The latest data released by the State Bank shows that between July/May 2003/04 the government borrowed Rs64.8 billion from the banking system to fill in the gap between income and expenses.
In the comparable period of last fiscal year, the government had retired Rs59.9 billion bank credit instead of making any fresh borrowing. The government was forced to borrow more from the banking sources not because of any fall in its revenue or non-revenue income.
What forced it to do so was a decline in its external receipts and the provincial cash balance. The budget document 2004-05 that also contains revised estimates of income and expenses accounts of 2003-04 shows that net revenue receipts including tax and non-tax revenue is likely to reach closer to Rs550 billion against the target of Rs513 billion.
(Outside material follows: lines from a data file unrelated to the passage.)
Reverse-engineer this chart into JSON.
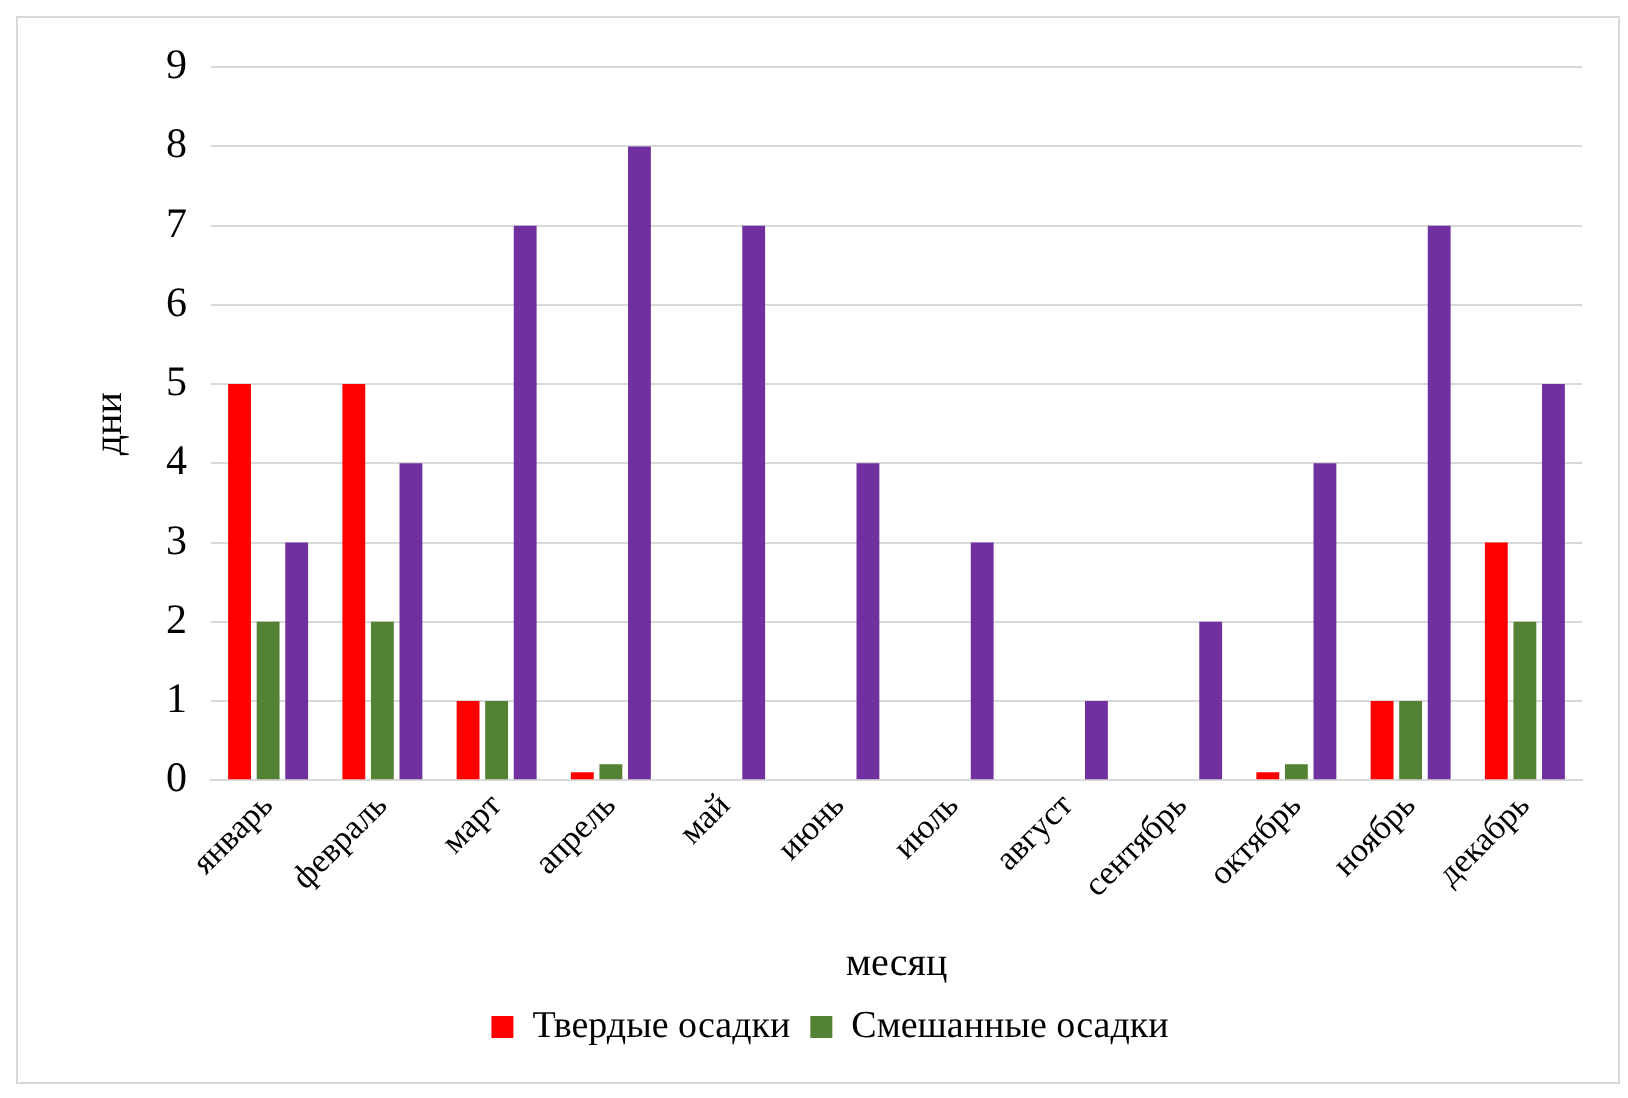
{
  "chart_data": {
    "type": "bar",
    "xlabel": "месяц",
    "ylabel": "дни",
    "categories": [
      "январь",
      "февраль",
      "март",
      "апрель",
      "май",
      "июнь",
      "июль",
      "август",
      "сентябрь",
      "октябрь",
      "ноябрь",
      "декабрь"
    ],
    "series": [
      {
        "name": "Твердые осадки",
        "color": "#ff0000",
        "values": [
          5,
          5,
          1,
          0.1,
          0,
          0,
          0,
          0,
          0,
          0.1,
          1,
          3
        ]
      },
      {
        "name": "Смешанные осадки",
        "color": "#548235",
        "values": [
          2,
          2,
          1,
          0.2,
          0,
          0,
          0,
          0,
          0,
          0.2,
          1,
          2
        ]
      },
      {
        "color": "#7030a0",
        "values": [
          3,
          4,
          7,
          8,
          7,
          4,
          3,
          1,
          2,
          4,
          7,
          5
        ]
      }
    ],
    "ylim": [
      0,
      9
    ],
    "yticks": [
      0,
      1,
      2,
      3,
      4,
      5,
      6,
      7,
      8,
      9
    ],
    "grid": "y",
    "legend": "bottom"
  }
}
Net revenue receipts are obtained by adding tax revenue collected by Central Board of Revenue and other sources as well as non-tax revenue and subtracting from the sum of these figures the share of provinces in taxes.
The budget document further shows that net capital receipts are also expected to touch Rs398 billion mark against the target of Rs367 billion. Similarly the volume of self-financing of Public Sector Development Programme or PSDP is also expected to be more than Rs34.8 billion against the target of Rs30 billion.
More importantly the income from privatization of state-owned units is also projected to reach Rs110 billion against the target of Rs100 billion. The budget document projects a shortfall in two sources of federal income i.e. its net external receipts and provincial cash balances.
External receipts are likely to fall to Rs145 billion at the end of this fiscal year against the target of Rs159 billion. Similarly the provincial cash balances with the government are projected to decline to Rs143 billion from the targeted level of Rs280 billion.
On the expenses side what forced the government to borrow more from the banking system was not an increase in its development expenditure but current expenses. Development expenditure is projected to reach Rs154 billion at the end of this fiscal year slightly lower than the target of Rs160 billion. But current expenses are likely to reach Rs714 billion against the target of Rs645 billion showing an increase of about 11 per cent or Rs69 billion.
That the current fiscal year is going to end up with current expenses exceeding the target by 11 per cent indicates that the level of fiscal discipline is falling. What makes the situation look more disturbing is that this increase stems primarily from a phenomenal rise in expenses on general public services that are likely to reach Rs448 billion from the target of Rs377 billion.